Using a hidden hanger system helps avoid this problem. The hangers hook under the front lip of the gutter and slip over the back gutter wall (see illustration). They are installed using screws that go into the wood 1-1/2 inches. Because the screw is driven home using a ¼” nut driver on a cordless drill, the gutter is also spared the hammer damage that can occur from driving in a spike. Screwing a hidden hanger into each rafter tail (generally 16” on center) will ensure that the gutter can resist the weight of water, snow and ice.

Gutter problems can also occur when rafter tails (ends) rot out. When that happens, the fascia board that is nailed to it is no longer held securely in place. The remedy is to “sister” a new piece of wood alongside the original rafter, so that the fascia board can be attached to sound wood at each and every rafter tail. The fascia board itself also needs to be solid. If you have to replace a rotted fascia board, prime all sides of the board before you install it. It’s best that you screw the new board in place, rather than nail it, to minimize pull-away.

Look at the size of your downspouts, too. The usual 2 x 3-inch rectangular downspout is sufficient to carry water from your gutter to the storm sewers. However, if one downspout must transport a large amount of water or if it carries water from an area where several roof sections come together, consider installing 3 x 4-inch downspout. It will double the capacity for water to flow towards the storm sewer. This size downspout may not be available at a retail store, so you may need to go to a specialty shop to find it.

If you have to replace the entire gutter as a “do-self” project, I would suggest that you stay away from the gutters found in most retail stores. The aluminum gutter sections available there are only .024 gauge (thinner than most seamless gutters), and are sold only in ten-foot lengths. That means you will have more laps or joints with the potential to develop leaks.
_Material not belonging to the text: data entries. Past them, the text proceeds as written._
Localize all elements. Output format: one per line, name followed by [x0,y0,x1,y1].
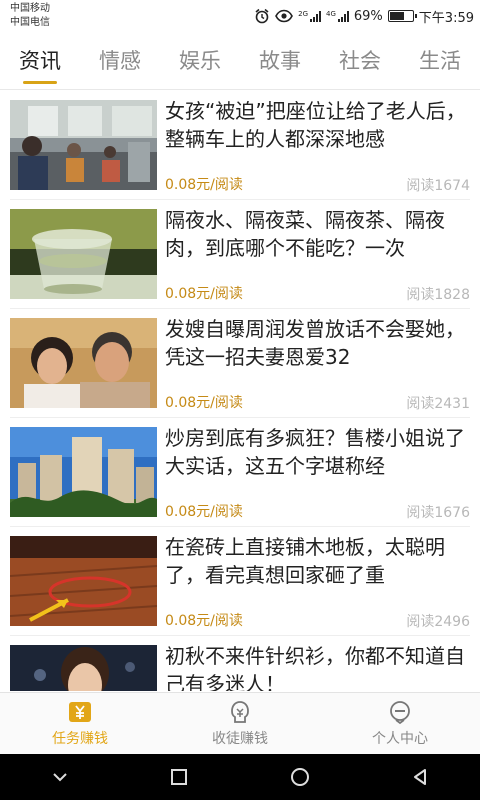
tab-society[interactable]: 社会 [333,32,387,90]
battery-fill [389,12,405,20]
article-title: 在瓷砖上直接铺木地板，太聪明了，看完真想回家砸了重 [165,535,445,587]
tab-stories[interactable]: 故事 [253,32,307,90]
article-thumbnail [10,427,157,517]
article-title: 炒房到底有多疯狂？售楼小姐说了大实话，这五个字堪称经 [165,426,465,478]
nav-label: 任务赚钱 [52,731,108,747]
clock: 下午3:59 [418,10,474,26]
article-read-count: 阅读1676 [406,505,470,521]
alarm-icon [255,8,269,24]
status-bar: 中国移动 中国电信 2G 4G 69% 下午3:59 [0,0,480,32]
article-item[interactable]: 隔夜水、隔夜菜、隔夜茶、隔夜肉，到底哪个不能吃？一次 0.08元/阅读 阅读18… [10,200,470,309]
yuan-icon [69,702,91,722]
article-reward: 0.08元/阅读 [165,286,243,302]
signal-icon-2: 4G [326,10,349,22]
article-item[interactable]: 初秋不来件针织衫，你都不知道自己有多迷人！ [10,636,470,691]
category-tabs: 资讯 情感 娱乐 故事 社会 生活 [0,32,480,90]
nav-apprentice-earn[interactable]: 收徒赚钱 [160,693,320,754]
eye-icon [275,9,294,23]
hide-keyboard-icon[interactable] [49,766,71,788]
article-title: 隔夜水、隔夜菜、隔夜茶、隔夜肉，到底哪个不能吃？一次 [165,208,445,260]
article-thumbnail [10,645,157,691]
nav-profile[interactable]: 个人中心 [320,693,480,754]
article-read-count: 阅读2431 [406,396,470,412]
nav-label: 收徒赚钱 [212,731,268,747]
back-icon[interactable] [409,766,431,788]
bottom-navigation: 任务赚钱 收徒赚钱 个人中心 [0,692,480,754]
article-item[interactable]: 在瓷砖上直接铺木地板，太聪明了，看完真想回家砸了重 0.08元/阅读 阅读249… [10,527,470,636]
article-title: 女孩“被迫”把座位让给了老人后，整辆车上的人都深深地感 [165,99,466,151]
article-read-count: 阅读1674 [406,178,470,194]
tab-entertainment[interactable]: 娱乐 [173,32,227,90]
system-navigation-bar [0,754,480,800]
article-item[interactable]: 发嫂自曝周润发曾放话不会娶她，凭这一招夫妻恩爱32 0.08元/阅读 阅读243… [10,309,470,418]
article-item[interactable]: 女孩“被迫”把座位让给了老人后，整辆车上的人都深深地感 0.08元/阅读 阅读1… [10,91,470,200]
signal-icon-1: 2G [298,10,321,22]
tab-news[interactable]: 资讯 [13,32,67,90]
carrier-2: 中国电信 [10,17,50,28]
nav-task-earn[interactable]: 任务赚钱 [0,693,160,754]
tab-life[interactable]: 生活 [413,32,467,90]
battery-percent: 69% [353,8,383,24]
nav-label: 个人中心 [372,731,428,747]
carrier-1: 中国移动 [10,3,50,14]
home-icon[interactable] [288,765,312,789]
network-type-1: 2G [298,10,308,18]
article-thumbnail [10,209,157,299]
article-reward: 0.08元/阅读 [165,613,243,629]
article-reward: 0.08元/阅读 [165,504,243,520]
article-reward: 0.08元/阅读 [165,177,243,193]
article-item[interactable]: 炒房到底有多疯狂？售楼小姐说了大实话，这五个字堪称经 0.08元/阅读 阅读16… [10,418,470,527]
article-title: 发嫂自曝周润发曾放话不会娶她，凭这一招夫妻恩爱32 [165,317,465,369]
article-read-count: 阅读1828 [406,287,470,303]
article-thumbnail [10,536,157,626]
article-title: 初秋不来件针织衫，你都不知道自己有多迷人！ [165,644,465,691]
network-type-2: 4G [326,10,336,18]
article-read-count: 阅读2496 [406,614,470,630]
article-thumbnail [10,318,157,408]
article-thumbnail [10,100,157,190]
tab-emotion[interactable]: 情感 [93,32,147,90]
recents-icon[interactable] [168,766,190,788]
profile-icon [390,701,410,725]
apprentice-icon [231,701,249,723]
article-reward: 0.08元/阅读 [165,395,243,411]
article-feed[interactable]: 女孩“被迫”把座位让给了老人后，整辆车上的人都深深地感 0.08元/阅读 阅读1… [0,91,480,691]
battery-icon [387,10,417,22]
carrier-info: 中国移动 中国电信 [10,2,50,30]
Nor should you use plastic gutters; these units simply do not do well with UV light and our wonderful Northeast Ohio winters.

Heavier-gauge gutters, as well as gutters in longer lengths, are available in specialty shops. These shops generally have equipment that rolls out as much gutter as you need. So, if you need a 26-foot length, they can make it. The hard part is transporting it home. In most shops .027 gauge is common; however, if you can find .032 gauge, it will withstand ice or ladder damage better.

The pitch (slope) of the gutter only needs to be 1/8” per foot to give a good flow to the downspout. You can tape a ¼” spacer taped onto one end of a two-foot level to give you the right amount of pitch towards the downspout. Then, be sure to caulk all the joints in the gutter to prevent leakage.

Finally, make sure that all the water carried by your gutters can flow freely away from your house. Check for leaves and other debris that may have clogged your downspouts, and snake any storm sewers blocked by roots that have grown into the pipes under the ground.

So, while the weather’s still nice this fall, check out your gutter system. You can prevent a lot of problems later this winter by making sure your gutters and downspouts are in good condition. People don’t believe me when I tell them, “98% of the time, the cause of a wet basement is a leaky gutter system.”